Un total de doce talleres son aptos para reconvertirse en locales de emprendedores

Los estudiantes de arquitectura han localizado 700 locales industriales vacíos, en diferente estado

ALBERTO ECHALUCEEIBAR.
Un total de doce talleres son aptos para reconvertirse en locales de emprendedores

Un total de doce talleres antiguos de Eibar reúnen las condiciones indispensables para ser objeto de remodelación, para su utilización por jóvenes emprendedores, dentro del proyecto Berreibar que es promovido por el Ayuntamiento con la empresa M-Etxea, grupo formado por profesorado y alumnado de la Escuela Técnica Superior de Arquitectura de Donostia.

Este proyecto tiene como fin crear espacios de uso productivo en talleres vacíos y promover el valor del patrimonio industrial. En total, se han localizado hasta 700 dependencias o locales vacíos en Eibar, de los que un total de 12 talleres son aptos de reutilización, con unos 40 locales disponibles para activarlos para negocios, fijando las conversaciones con 12 propietarios.

Este proyecto quiere ayudar a la consecución de espacios, a precio razonable, para aquellas personas dispuestas a generar actividad y también a aquellos que tienen en su haber talleres que pese a su pasado industrial, a día de hoy carecen de actividad y han dejado de ser espacios rentables.

Un equipo formado por doce personas ha realizado un trabajo de campo sobre los talleres antiguos de nuestra ciudad, para generar un edificio piloto que sería remodelado, para poder activar una red futura.

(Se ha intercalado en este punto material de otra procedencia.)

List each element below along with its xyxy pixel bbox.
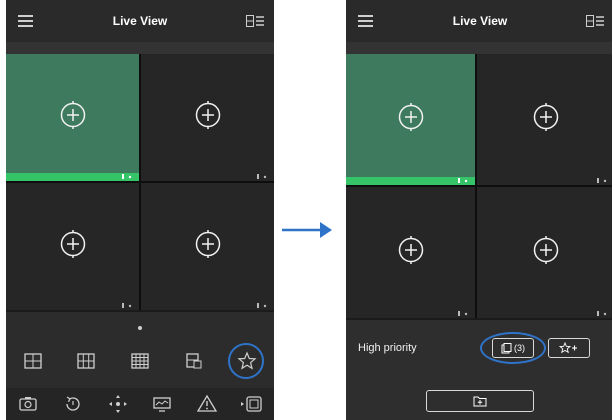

Tres responsables de este grupo, Diego Grisaleña y María Elorriaga, ambos estudiantes de arquitectura en Donostia y Michela Lamedica, arquitecta de la Universidad de Roma, apuntaron que «queremos reutilizar y reactivar la identidad industrial. Eibar cuenta con un patriomonio amplio que la ciudadanía no se da cuenta muchas veces porque siempre estuvieron cerrados y vacíos. Muchos eibarreses se quedan muy sorprendidos del amplio número de estos locales vacíos que hay en este momento». No obstante, desde el plan Berreibar, «se pretende dar a estos locales una oportunidad y más en estos momentos de crisis».

Con este proyecto, se pretende conseguir que las personas usuarias consigan tener un espacio ajustado a sus necesidades, mientras que las personas propietarias, consigan que sus espacios en desuso pasen no sólo a dejar de ser un gasto, sino también a ser edificios con rentabilidad.

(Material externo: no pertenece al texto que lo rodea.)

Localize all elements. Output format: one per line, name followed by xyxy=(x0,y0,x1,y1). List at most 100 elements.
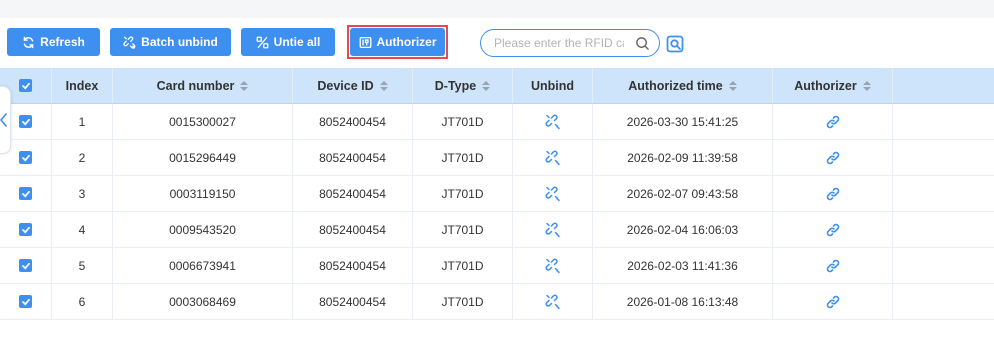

Así pues, el proyecto está dirigido a personas, grupos, asociaciones o colectivos, que generen actividades productivas, a corto o largo plazo, o incluso actividades puntuales, y a aquellas que sean propietarias de edificios industriales vacíos a día de hoy, pero que no descartan la opción de que sus edificios vuelvan a generar actividad.